Liebe nach dem „… und sie lebten glücklich bis ans Ende ihrer Tage“: 11 kleine Gewohnheiten, die verhindern, dass die Gefühle erkalten

Im Kino endet alles mit einem Kuss, einer Hochzeit und dem Abspann, der verspricht: „Und sie lebten glücklich bis ans Ende ihrer Tage.“ Im echten Leben beginnt die spannendste Geschichte jedoch genau danach.

Im Kino endet alles mit einem Kuss, einer Hochzeit und dem Abspann, der verspricht: „Und sie lebten glücklich bis ans Ende ihrer Tage.“ Im echten Leben beginnt die spannendste Geschichte jedoch genau danach.

Liebe verschwindet nicht über Nacht. Sie packt nicht ihre Koffer und schlägt auch nicht die Tür hinter sich zu.

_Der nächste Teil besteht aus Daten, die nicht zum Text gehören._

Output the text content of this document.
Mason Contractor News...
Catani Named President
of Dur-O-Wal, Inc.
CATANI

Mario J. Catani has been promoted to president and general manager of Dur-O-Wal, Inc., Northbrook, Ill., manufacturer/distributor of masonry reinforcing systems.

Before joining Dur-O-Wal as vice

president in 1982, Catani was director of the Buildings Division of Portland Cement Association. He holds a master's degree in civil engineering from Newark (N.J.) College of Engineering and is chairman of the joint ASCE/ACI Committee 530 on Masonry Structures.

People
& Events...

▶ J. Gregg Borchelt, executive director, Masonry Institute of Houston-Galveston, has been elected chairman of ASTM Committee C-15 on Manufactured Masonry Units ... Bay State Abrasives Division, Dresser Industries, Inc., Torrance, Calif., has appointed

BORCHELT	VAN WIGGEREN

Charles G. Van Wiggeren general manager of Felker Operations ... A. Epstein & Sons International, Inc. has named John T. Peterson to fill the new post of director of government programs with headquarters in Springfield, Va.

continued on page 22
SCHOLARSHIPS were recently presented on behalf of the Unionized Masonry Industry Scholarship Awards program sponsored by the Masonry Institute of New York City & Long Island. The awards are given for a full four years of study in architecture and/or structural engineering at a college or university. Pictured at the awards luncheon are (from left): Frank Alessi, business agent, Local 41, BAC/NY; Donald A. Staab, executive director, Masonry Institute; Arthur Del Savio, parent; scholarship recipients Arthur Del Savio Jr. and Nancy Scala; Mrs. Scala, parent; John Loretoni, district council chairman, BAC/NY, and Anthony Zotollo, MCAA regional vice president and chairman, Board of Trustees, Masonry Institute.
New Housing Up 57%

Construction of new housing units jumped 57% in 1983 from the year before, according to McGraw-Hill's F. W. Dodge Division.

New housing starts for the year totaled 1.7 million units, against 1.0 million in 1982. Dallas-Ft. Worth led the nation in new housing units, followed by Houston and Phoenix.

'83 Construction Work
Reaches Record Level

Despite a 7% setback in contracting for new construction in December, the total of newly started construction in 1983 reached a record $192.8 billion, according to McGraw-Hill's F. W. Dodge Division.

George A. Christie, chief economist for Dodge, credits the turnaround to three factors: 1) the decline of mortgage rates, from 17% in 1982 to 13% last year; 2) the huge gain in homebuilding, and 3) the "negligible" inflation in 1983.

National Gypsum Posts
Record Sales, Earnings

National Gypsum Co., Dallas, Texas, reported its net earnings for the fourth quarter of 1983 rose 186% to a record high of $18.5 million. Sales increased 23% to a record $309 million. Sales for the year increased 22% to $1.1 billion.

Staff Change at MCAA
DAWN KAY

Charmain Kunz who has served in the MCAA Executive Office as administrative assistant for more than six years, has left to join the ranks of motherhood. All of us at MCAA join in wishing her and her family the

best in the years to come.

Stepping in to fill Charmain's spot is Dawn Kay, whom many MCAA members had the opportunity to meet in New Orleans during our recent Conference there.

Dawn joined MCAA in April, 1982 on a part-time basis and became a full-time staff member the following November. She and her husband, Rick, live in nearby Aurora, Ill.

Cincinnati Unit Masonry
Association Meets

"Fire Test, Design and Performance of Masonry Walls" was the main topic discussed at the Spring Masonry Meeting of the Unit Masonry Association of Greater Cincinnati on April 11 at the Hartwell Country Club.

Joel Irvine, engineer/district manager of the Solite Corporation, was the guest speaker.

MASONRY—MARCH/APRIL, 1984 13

Stattdessen löst sie sich langsam zwischen Einkaufslisten, beruflichen Deadlines, Nachrichten in Eltern-Chats, endlosen Hausarbeiten und der Erschöpfung am Ende des Tages auf.

Eines Morgens stellst du fest, dass du den Tagesablauf deines Partners oder deiner Partnerin auswendig kennst – aber schon lange nicht mehr weißt, wovon er oder sie träumt. Ihr esst gemeinsam zu Abend, schaut euch dabei aber kaum noch in die Augen. Ihr seid zusammen, und doch fühlt es sich an, als stündet ihr an zwei verschiedenen Ufern.

Die gute Nachricht: Das bedeutet nicht das Ende eurer Beziehung. Es ist lediglich ein Zeichen dafür, dass auch die Liebe Aufmerksamkeit braucht. Keine großen Gesten, sondern kleine Entscheidungen – jeden einzelnen Tag.

Kehrt dorthin zurück, wo alles begann

Mit der Zeit hören wir auf, in unserem Partner den Menschen zu sehen, der unser Herz einst schneller schlagen ließ. Vor uns steht nicht mehr der Mann, der uns zufällig in einem Café zum Lachen brachte, oder die Frau, die wir nach dem ersten Treffen nicht mehr vergessen konnten. Vor uns stehen der Ehemann oder die Ehefrau, der Vater oder die Mutter unserer Kinder.

Versucht, für einen Abend zu dem Tag zurückzukehren, an dem alles begann. Schaltet eure Handys aus, kocht euch eine Tasse Tee und erzählt euch gegenseitig von genau dem Moment, in dem ihr gespürt habt, dass etwas in euch passiert ist.

Ihr werdet überrascht sein, wie unterschiedlich zwei Menschen dieselbe Geschichte in Erinnerung behalten.

Stellt Fragen – auch wenn ihr glaubt, bereits alle Antworten zu kennen

Die größte Illusion langjähriger Beziehungen lautet: „Ich kenne ihn in- und auswendig“ oder „Ich weiß bereits alles über sie.“

In Wirklichkeit verändert sich der Mensch an eurer Seite jeden Tag. Er sammelt neue Erfahrungen, durchlebt neue Ängste, entwickelt neue Wünsche und entdeckt neue Seiten an sich selbst.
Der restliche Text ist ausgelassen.